More Violence. The NRA will love this piece of research! MIT's Laura Ralston has a paper that looks at a disarmament campaign in Uganda, and finds that there is more violence afterwards. Remarkably, it's not cross-border raids from Kenya that increased, but Ugandan-on-Ugandan violence:
This paper studies the effect of Uganda’s 2006 disarmament policy in the Karamoja region in East Africa, a traditional tribal area that is one of the most violent places in the world. This policy greatly reduced the guns of tribes in the Ugandan districts of the region but not in the Kenyan districts. Theoretically, the impact of the disarmament is ambiguous, since guns can be used for deterrence as well as helping aggressors carry out crimes, such as livestock raiding.
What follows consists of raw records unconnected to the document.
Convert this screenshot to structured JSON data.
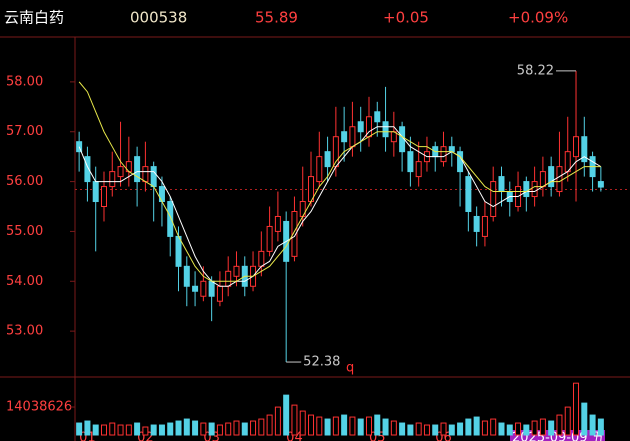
{
  "chart_data": {
    "type": "candlestick",
    "header": {
      "name": "云南白药",
      "code": "000538",
      "price": "55.89",
      "change": "+0.05",
      "change_pct": "+0.09%"
    },
    "categories": [
      "01",
      null,
      null,
      null,
      null,
      null,
      null,
      "02",
      null,
      null,
      null,
      null,
      null,
      null,
      null,
      "03",
      null,
      null,
      null,
      null,
      null,
      null,
      null,
      null,
      null,
      "04",
      null,
      null,
      null,
      null,
      null,
      null,
      null,
      null,
      null,
      "05",
      null,
      null,
      null,
      null,
      null,
      null,
      null,
      "06",
      null,
      null,
      null,
      null,
      null,
      null,
      null,
      null,
      null,
      null,
      null,
      null,
      null,
      null,
      null,
      null,
      null,
      null,
      null,
      null
    ],
    "cursor_label": "2025-09-09 五",
    "open": [
      56.8,
      56.5,
      56.0,
      55.5,
      55.9,
      56.1,
      56.2,
      56.5,
      56.0,
      56.3,
      55.9,
      55.6,
      54.9,
      54.3,
      53.9,
      53.7,
      54.0,
      53.6,
      53.9,
      54.1,
      54.3,
      53.9,
      54.3,
      54.6,
      55.0,
      55.2,
      54.5,
      55.3,
      55.6,
      56.0,
      56.6,
      56.3,
      57.0,
      56.7,
      57.2,
      56.9,
      57.4,
      57.2,
      56.8,
      57.1,
      56.6,
      56.1,
      56.4,
      56.7,
      56.4,
      56.7,
      56.6,
      56.1,
      55.3,
      54.9,
      55.3,
      56.1,
      55.8,
      55.5,
      56.0,
      55.7,
      55.9,
      56.3,
      55.8,
      56.2,
      56.5,
      56.9,
      56.5,
      56.0
    ],
    "high": [
      57.0,
      56.7,
      56.3,
      56.2,
      56.6,
      57.2,
      56.9,
      56.7,
      56.8,
      56.4,
      56.1,
      55.7,
      55.1,
      54.5,
      54.2,
      54.3,
      54.1,
      54.2,
      54.5,
      54.6,
      54.5,
      54.6,
      55.0,
      55.5,
      55.8,
      55.4,
      55.7,
      56.3,
      56.6,
      57.0,
      56.9,
      57.5,
      57.5,
      57.6,
      57.5,
      57.7,
      57.6,
      57.9,
      57.4,
      57.2,
      56.9,
      56.8,
      56.9,
      56.8,
      57.0,
      56.9,
      56.7,
      56.2,
      55.5,
      55.6,
      56.3,
      56.3,
      56.0,
      56.2,
      56.1,
      56.3,
      56.5,
      56.5,
      57.0,
      57.3,
      58.22,
      57.3,
      56.6,
      56.3
    ],
    "low": [
      56.2,
      55.6,
      54.6,
      55.2,
      55.7,
      55.9,
      55.9,
      55.5,
      55.8,
      55.2,
      55.1,
      54.5,
      53.8,
      53.5,
      53.5,
      53.6,
      53.2,
      53.5,
      53.7,
      53.9,
      53.7,
      53.8,
      54.1,
      54.5,
      54.8,
      52.38,
      54.4,
      55.1,
      55.5,
      55.9,
      56.0,
      56.1,
      56.4,
      56.5,
      56.6,
      56.7,
      56.9,
      56.6,
      56.5,
      56.2,
      55.9,
      55.9,
      56.2,
      56.2,
      56.3,
      56.3,
      55.5,
      55.0,
      54.7,
      54.7,
      55.2,
      55.5,
      55.3,
      55.4,
      55.4,
      55.5,
      55.7,
      55.7,
      55.7,
      56.0,
      55.6,
      56.1,
      55.8,
      55.8
    ],
    "close": [
      56.6,
      56.0,
      55.6,
      55.9,
      56.2,
      56.3,
      56.4,
      56.0,
      56.3,
      55.9,
      55.6,
      54.9,
      54.3,
      53.9,
      53.8,
      54.0,
      53.7,
      53.9,
      54.2,
      54.3,
      53.9,
      54.3,
      54.6,
      55.1,
      55.3,
      54.4,
      55.4,
      55.6,
      56.1,
      56.5,
      56.3,
      56.9,
      56.8,
      57.1,
      57.0,
      57.3,
      57.2,
      56.9,
      57.0,
      56.6,
      56.2,
      56.4,
      56.6,
      56.5,
      56.7,
      56.6,
      56.2,
      55.4,
      55.0,
      55.3,
      56.0,
      55.8,
      55.6,
      55.9,
      55.7,
      56.0,
      56.2,
      55.9,
      56.3,
      56.6,
      56.9,
      56.4,
      56.1,
      55.89
    ],
    "series": [
      {
        "color": "#ffffff",
        "values": [
          56.7,
          56.3,
          56.0,
          56.0,
          56.0,
          56.0,
          56.1,
          56.2,
          56.2,
          56.2,
          56.0,
          55.7,
          55.3,
          54.9,
          54.5,
          54.2,
          54.0,
          53.9,
          53.9,
          54.0,
          54.0,
          54.1,
          54.3,
          54.4,
          54.7,
          54.8,
          54.9,
          55.2,
          55.4,
          55.7,
          56.0,
          56.3,
          56.5,
          56.7,
          56.8,
          57.0,
          57.1,
          57.1,
          57.1,
          56.9,
          56.7,
          56.6,
          56.5,
          56.5,
          56.5,
          56.6,
          56.5,
          56.2,
          55.9,
          55.6,
          55.5,
          55.6,
          55.7,
          55.7,
          55.8,
          55.8,
          55.9,
          56.0,
          56.1,
          56.2,
          56.4,
          56.5,
          56.4,
          56.3
        ]
      },
      {
        "color": "#e8e84a",
        "values": [
          58.0,
          57.8,
          57.4,
          57.0,
          56.7,
          56.4,
          56.2,
          56.1,
          56.0,
          55.9,
          55.6,
          55.3,
          54.9,
          54.6,
          54.3,
          54.1,
          54.0,
          54.0,
          54.0,
          54.0,
          54.1,
          54.1,
          54.2,
          54.3,
          54.5,
          54.7,
          55.0,
          55.3,
          55.6,
          55.9,
          56.1,
          56.4,
          56.6,
          56.7,
          56.8,
          56.9,
          57.0,
          57.0,
          57.0,
          56.9,
          56.8,
          56.7,
          56.7,
          56.6,
          56.6,
          56.6,
          56.5,
          56.3,
          56.1,
          55.9,
          55.8,
          55.8,
          55.8,
          55.8,
          55.8,
          55.9,
          55.9,
          56.0,
          56.0,
          56.1,
          56.2,
          56.3,
          56.3,
          56.3
        ]
      }
    ],
    "up_color": "#ff3232",
    "down_color": "#54d2e6",
    "ylim": [
      52.12,
      58.84
    ],
    "yticks": [
      {
        "value": 53,
        "label": "53.00"
      },
      {
        "value": 54,
        "label": "54.00"
      },
      {
        "value": 55,
        "label": "55.00"
      },
      {
        "value": 56,
        "label": "56.00"
      },
      {
        "value": 57,
        "label": "57.00"
      },
      {
        "value": 58,
        "label": "58.00"
      }
    ],
    "ref_line": 55.84,
    "marker_text": "q",
    "volume": [
      6000000,
      7000000,
      5000000,
      5000000,
      6000000,
      5000000,
      5000000,
      6000000,
      4000000,
      5000000,
      5000000,
      6000000,
      7000000,
      8000000,
      7000000,
      6000000,
      6000000,
      5000000,
      6000000,
      7000000,
      6000000,
      7000000,
      8000000,
      10000000,
      14000000,
      20000000,
      15000000,
      12000000,
      10000000,
      9000000,
      8000000,
      9000000,
      10000000,
      9000000,
      8000000,
      9000000,
      10000000,
      8000000,
      7000000,
      6000000,
      5000000,
      6000000,
      5000000,
      5000000,
      6000000,
      5000000,
      6000000,
      8000000,
      9000000,
      7000000,
      8000000,
      6000000,
      5000000,
      6000000,
      5000000,
      7000000,
      8000000,
      7000000,
      10000000,
      14000000,
      26000000,
      16000000,
      10000000,
      8000000
    ],
    "vol_ylim": [
      0,
      27600000
    ],
    "vol_yticks": [
      14038626
    ]
  }
}
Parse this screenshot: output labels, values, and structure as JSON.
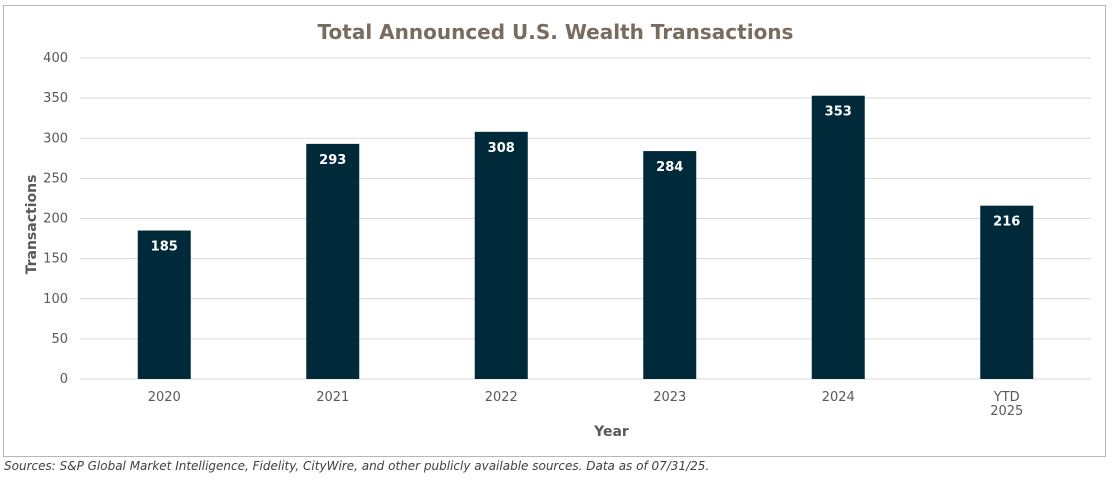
{
  "chart_data": {
    "type": "bar",
    "title": "Total Announced U.S. Wealth Transactions",
    "xlabel": "Year",
    "ylabel": "Transactions",
    "categories": [
      [
        "2020"
      ],
      [
        "2021"
      ],
      [
        "2022"
      ],
      [
        "2023"
      ],
      [
        "2024"
      ],
      [
        "YTD",
        "2025"
      ]
    ],
    "values": [
      185,
      293,
      308,
      284,
      353,
      216
    ],
    "ylim": [
      0,
      400
    ],
    "yticks": [
      0,
      50,
      100,
      150,
      200,
      250,
      300,
      350,
      400
    ],
    "grid": true,
    "legend": "none",
    "data_labels": true,
    "bar_color": "#002a3a"
  },
  "footer": {
    "source": "Sources: S&P Global Market Intelligence, Fidelity, CityWire, and other publicly available sources. Data as of 07/31/25."
  }
}
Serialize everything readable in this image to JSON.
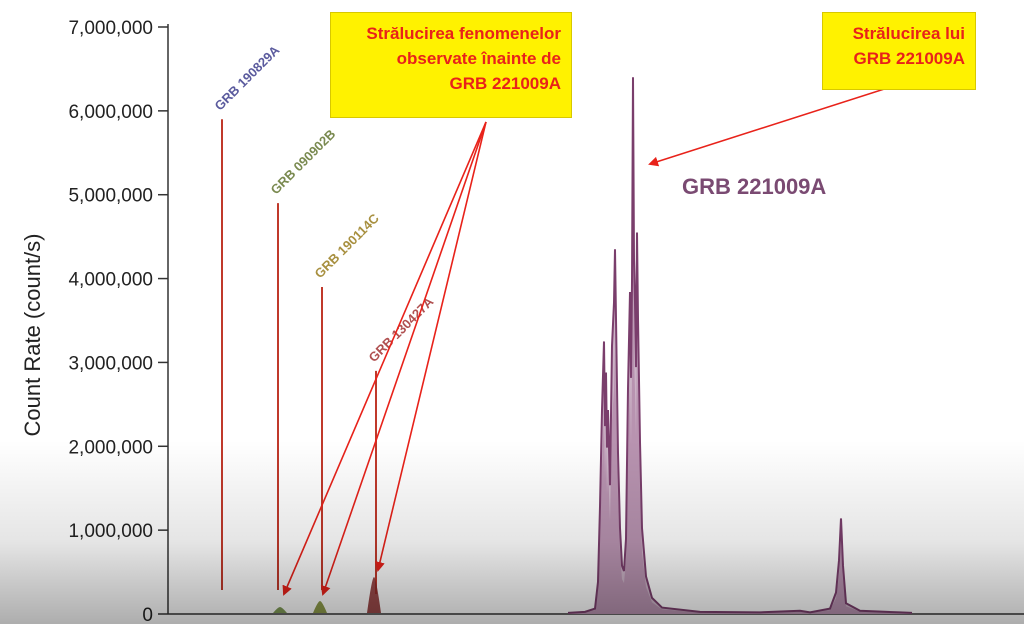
{
  "chart_data": {
    "type": "line",
    "ylabel": "Count Rate (count/s)",
    "yticks": [
      "0",
      "1,000,000",
      "2,000,000",
      "3,000,000",
      "4,000,000",
      "5,000,000",
      "6,000,000",
      "7,000,000"
    ],
    "ylim": [
      0,
      7000000
    ],
    "grid": false,
    "labeled_grbs": [
      {
        "name": "GRB 190829A",
        "peak": 5900000,
        "color": "#5b5b9e"
      },
      {
        "name": "GRB 090902B",
        "peak": 4900000,
        "color": "#7a8a50"
      },
      {
        "name": "GRB 190114C",
        "peak": 3900000,
        "color": "#a89040"
      },
      {
        "name": "GRB 130427A",
        "peak": 2900000,
        "color": "#b05050"
      }
    ],
    "main_event": {
      "name": "GRB 221009A",
      "peak": 6400000,
      "secondary_peaks": [
        4550000,
        4350000,
        3250000,
        1140000
      ],
      "color": "#7a3e6c"
    }
  },
  "annotations": {
    "left_callout": [
      "Strălucirea  fenomenelor",
      "observate înainte de",
      "GRB 221009A"
    ],
    "right_callout": [
      "Strălucirea  lui",
      "GRB 221009A"
    ],
    "arrow_color": "#e8221a",
    "callout_bg": "#fff200"
  }
}
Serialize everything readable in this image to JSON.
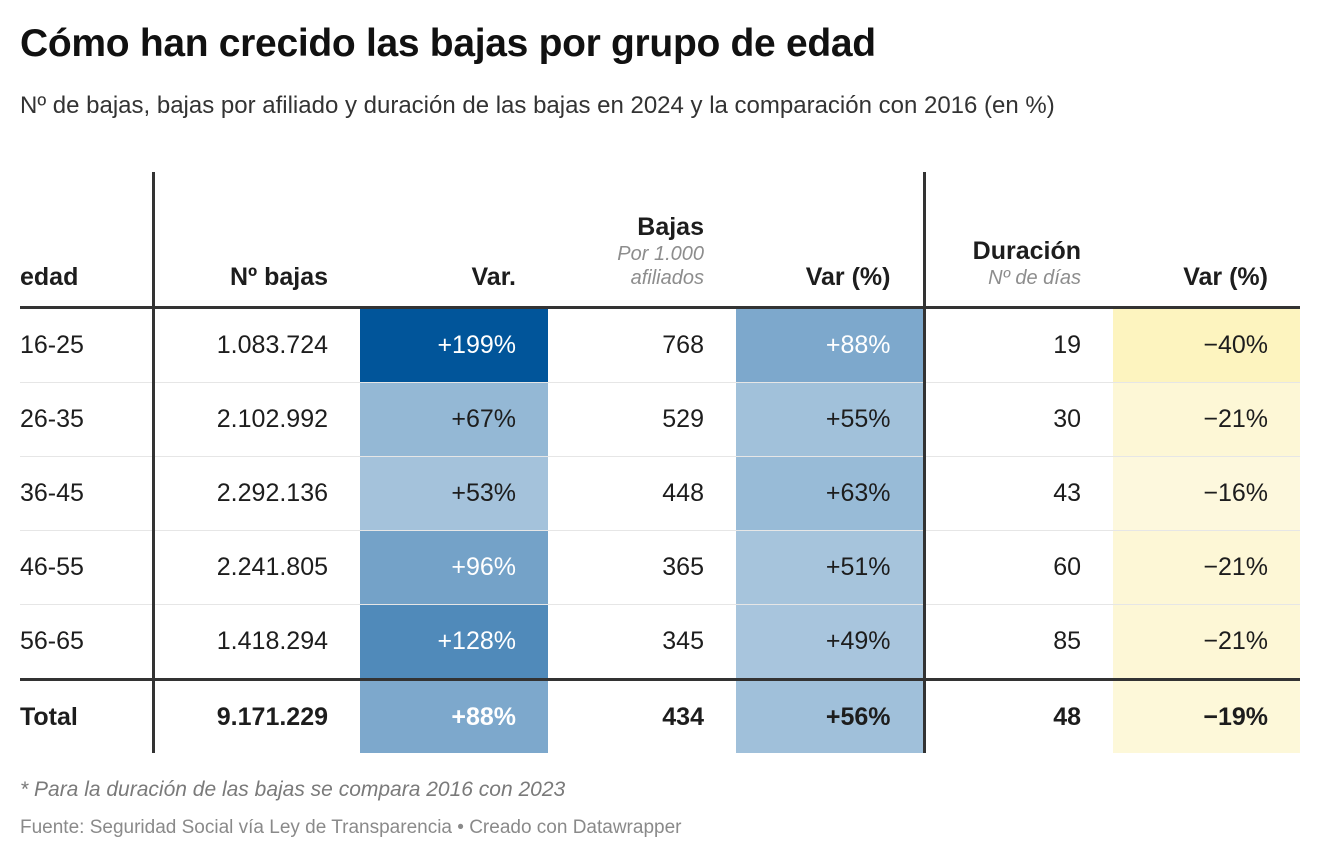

For example, disarmament could reduce the advantage of heavily armed tribes over weakly armed tribes and lower the number of tribes willing to carry out raids. At the same time, it will also lower the expected cost of confrontations for all tribes, which may lead to more tribes initiating raids, particularly if the weakly armed tribes begin to raid. Empirically, I find that the disarmament campaign had the unintended effect of increasing the frequency of raids in Uganda by about 40%, while, consistent with the idea that disarmament reduced the costs of raiding, I find no impact on the monthly death rate. Moreover, this increase in raids in Uganda was driven by an increase in Ugandan initiated raids on other Ugandans, not an increase in Kenyan initiated raids on Ugandans, suggesting that in this context the deterrent effect of guns outweighs their impact as a tool of aggression.

Waiting for Woody

It seems that there is a serious failure in marketing the case for Catalan independence. As I peruse the news sections of the gazettes, printed and online, I find many commentators who seem to say that the Catalans are simply a group of rich Spaniards who are tired of paying for the rest of the country. A currency strategist (!) at a London bank was quoted (via WSJ marketwatch) as saying
In view of the movements towards fiscal union within the euro zone it is perhaps ironic that Catalonia is calling for more autonomy from Spain. The region currently transfers EUR15 bln [about 19 billion] of its economic output to the rest of Spain each year, a situation that over a million protesters in Barcelona last week clearly view as undesirable. One question that inevitably arises from Catalonia’s protests is that if richer Spaniards are becoming more reluctant to support their less economically well off countrymen, who else do they expect will rise to the challenge?
This is, of course, breathtaking in its ignorance. The 11-S demonstrations were about much more than the injustice of current transfers. There was a very good case for Kosovo to separate from Serbia, and for Southern Sudan to break free. Nobody framed the issue of the dissolution of Czechoslovakia or Yugoslavia in terms of solidarity. And that's where the failure of the Catalan political elites lies. They have completely failed to market their case -- a country that is linguistically, culturally, economically distinct and largely ruled as a conquered province since 1714 by its bigger neighbor. If Catalonia was in another continent, everyone would agree that this is colonialism; within Europe, it is somehow ok. Everywhere else in Europe, smaller regions with a sense of independence are effectively paid to stay ... see Scotland, or Southern Tirol. Not so in Spain; the fiscal transfers from Catalonia to the rest of Spain are huge, and most "autonomy" until now has been a sham.

What's missing? In two words: George Clooney. The handsome actor lent his voice to the case for independence in Southern Sudan, and quite effectively. Before you can hope for the world to recognize you as a separate entity, you need someone to communicate what makes you distinct. Perhaps the Generalitat should ask Woody Allen to act as ambassador for the Catalan case.